Across the four tests, the probability-weighted Year 5 outcome, calibrated across the eight scenarios analyzed in the supporting research dossier, is net-positive. The Phase 1 pilot is justified by expected value at its $20–50 million scale. The Phase 2 commitment is an option that should be exercised only when Year 2 utilization data confirms the field’s response.
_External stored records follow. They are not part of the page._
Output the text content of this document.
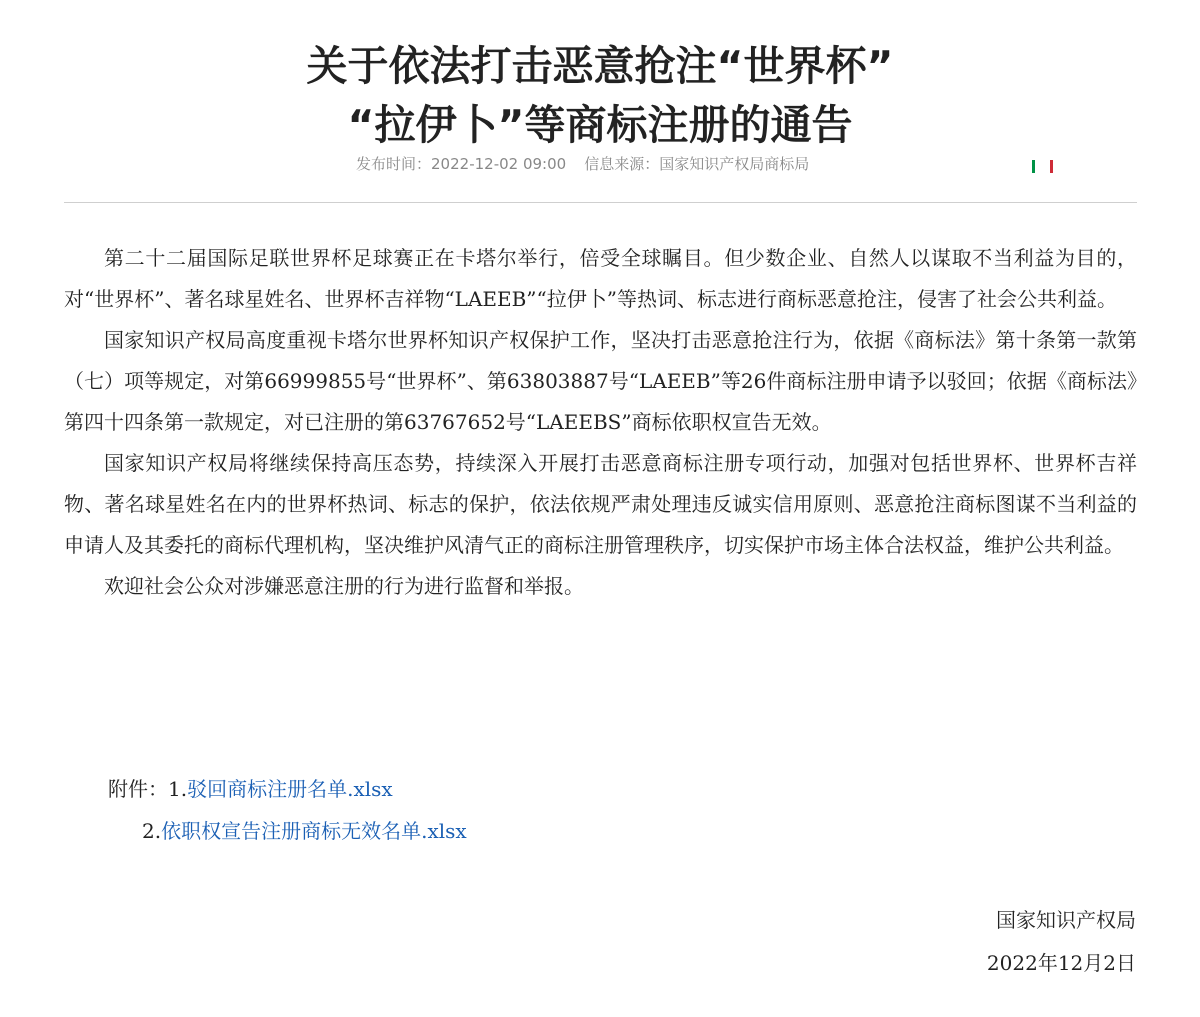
关于依法打击恶意抢注“世界杯”
“拉伊卜”等商标注册的通告
发布时间：2022-12-02 09:00 信息来源：国家知识产权局商标局

第二十二届国际足联世界杯足球赛正在卡塔尔举行，倍受全球瞩目。但少数企业、自然人以谋取不当利益为目的，对“世界杯”、著名球星姓名、世界杯吉祥物“LAEEB”“拉伊卜”等热词、标志进行商标恶意抢注，侵害了社会公共利益。

国家知识产权局高度重视卡塔尔世界杯知识产权保护工作，坚决打击恶意抢注行为，依据《商标法》第十条第一款第（七）项等规定，对第66999855号“世界杯”、第63803887号“LAEEB”等26件商标注册申请予以驳回；依据《商标法》第四十四条第一款规定，对已注册的第63767652号“LAEEBS”商标依职权宣告无效。

国家知识产权局将继续保持高压态势，持续深入开展打击恶意商标注册专项行动，加强对包括世界杯、世界杯吉祥物、著名球星姓名在内的世界杯热词、标志的保护，依法依规严肃处理违反诚实信用原则、恶意抢注商标图谋不当利益的申请人及其委托的商标代理机构，坚决维护风清气正的商标注册管理秩序，切实保护市场主体合法权益，维护公共利益。

欢迎社会公众对涉嫌恶意注册的行为进行监督和举报。

附件：1.驳回商标注册名单.xlsx
2.依职权宣告注册商标无效名单.xlsx
国家知识产权局
2022年12月2日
If Only This Much Is Possible
The political envelope may narrow before the full Phase 1 Tier A is funded. If it does, the smallest viable version of the proposal is a $10–15 million six-month proof-of-concept hosted as an AI Verify Foundation workstream rather than as a new entity. Two hundred and fifty to five hundred H200-equivalent GPUs. The single guardrail is the public ledger. A three-party consortium: Singapore (host through AI Verify Foundation), one open-weight model provider (Google DeepMind on Gemma is the lowest-friction first candidate), and one independent evaluator (METR). Branded as the Alignment Project, Asia-Pacific Chapter rather than as a new institution.
This fallback is meaningfully less valuable than the full proposal. It cannot host an AISI Network workstream, cannot anchor the diplomatic-relief-valve argument, and cannot accommodate the breadth of model coverage from China. But it preserves the core compute-diffusion thesis, validates the operational concept, and creates the institutional substrate from which the full APSCI can be re-launched.
Closing
The compute that frontier-AI safety research requires is available. The funding to assemble a credible safety-only cluster is coming online. The precedents for the funder coalition, the legal structure, the multilateral governance, the operational architecture, and the host country exist. The community that would populate the institution is converging on Singapore, and the political moment that we are living through suggests it as a good landing place.
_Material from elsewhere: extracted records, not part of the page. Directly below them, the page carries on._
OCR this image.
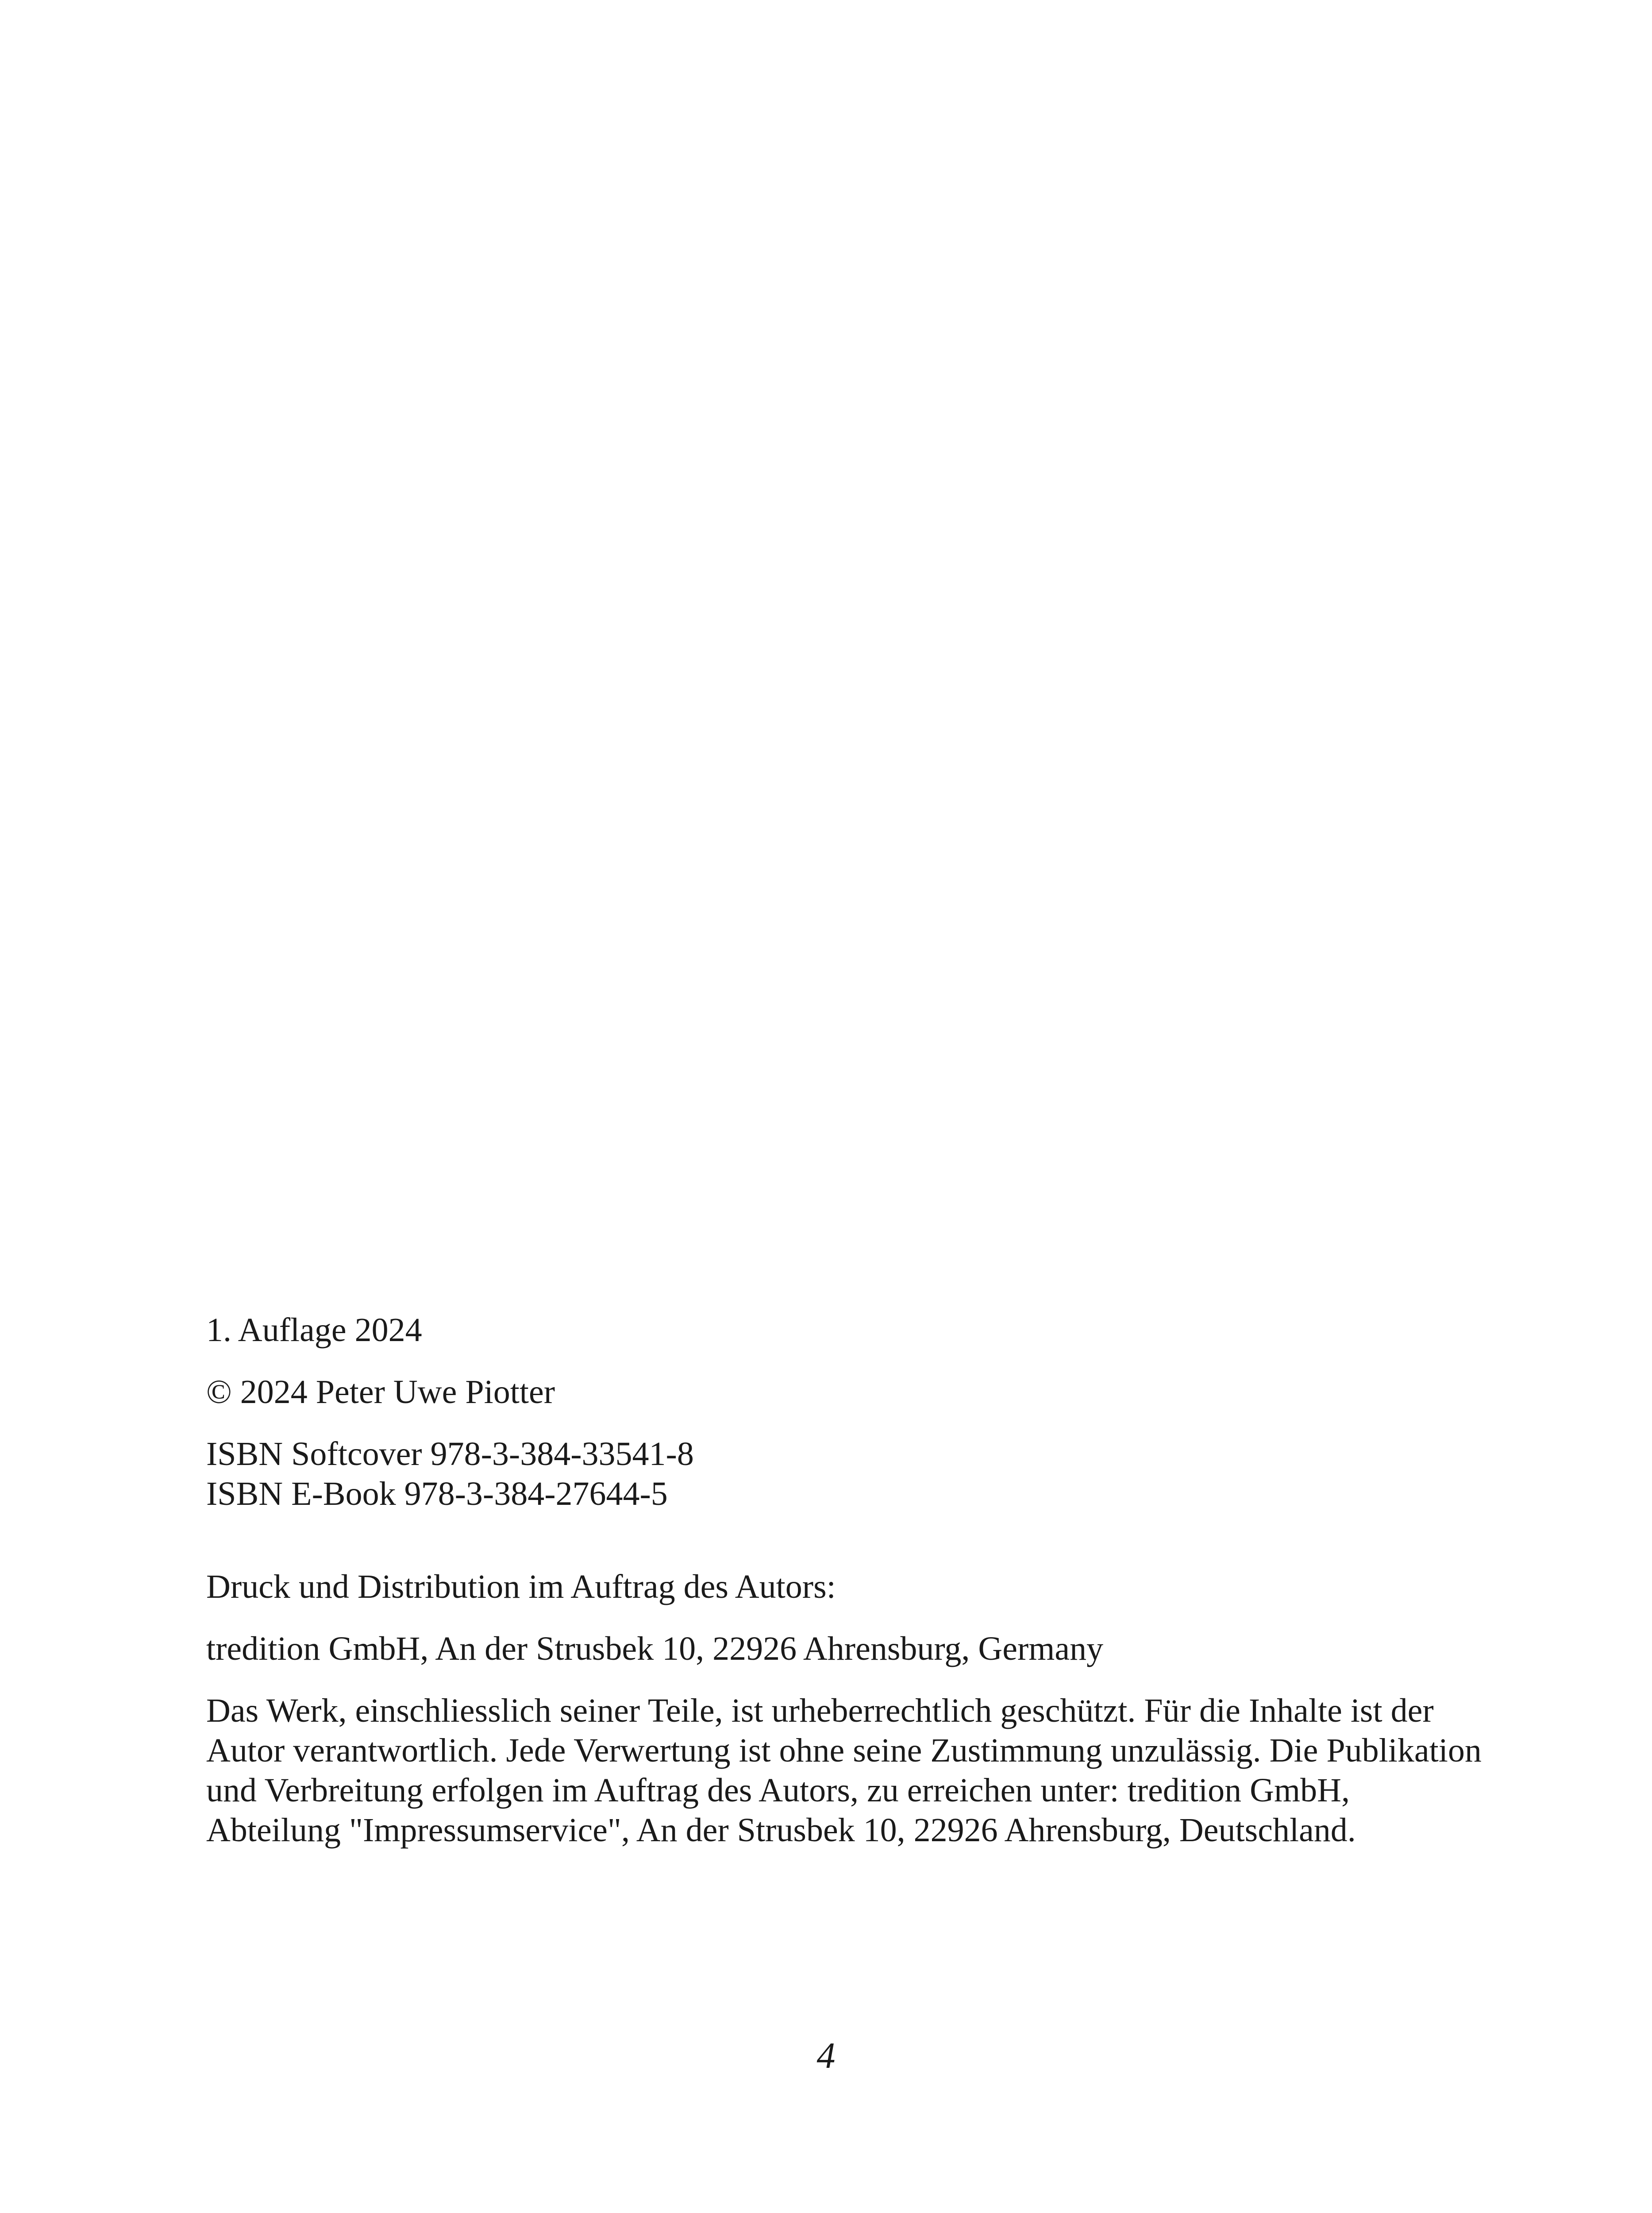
1. Auflage 2024

© 2024 Peter Uwe Piotter

ISBN Softcover 978-3-384-33541-8

ISBN E-Book 978-3-384-27644-5

Druck und Distribution im Auftrag des Autors:

tredition GmbH, An der Strusbek 10, 22926 Ahrensburg, Germany

Das Werk, einschliesslich seiner Teile, ist urheberrechtlich geschützt. Für die Inhalte ist der Autor verantwortlich. Jede Verwertung ist ohne seine Zustimmung unzulässig. Die Publikation und Verbreitung erfolgen im Auftrag des Autors, zu erreichen unter: tredition GmbH, Abteilung "Impressumservice", An der Strusbek 10, 22926 Ahrensburg, Deutschland.

4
The hard problems that have stalled previous attempts at multilateral AI safety infrastructure came down to two issues: how to convince funders that GPUs are as important to our shared future as vaccines and malaria nets, and how to structure safety as a global public good, rather than a national project.
Some version of this institution will be built soon, and deliberately choosing to include the open-weight model makers in China is a necessary step in securing a future of safe, responsible AI development.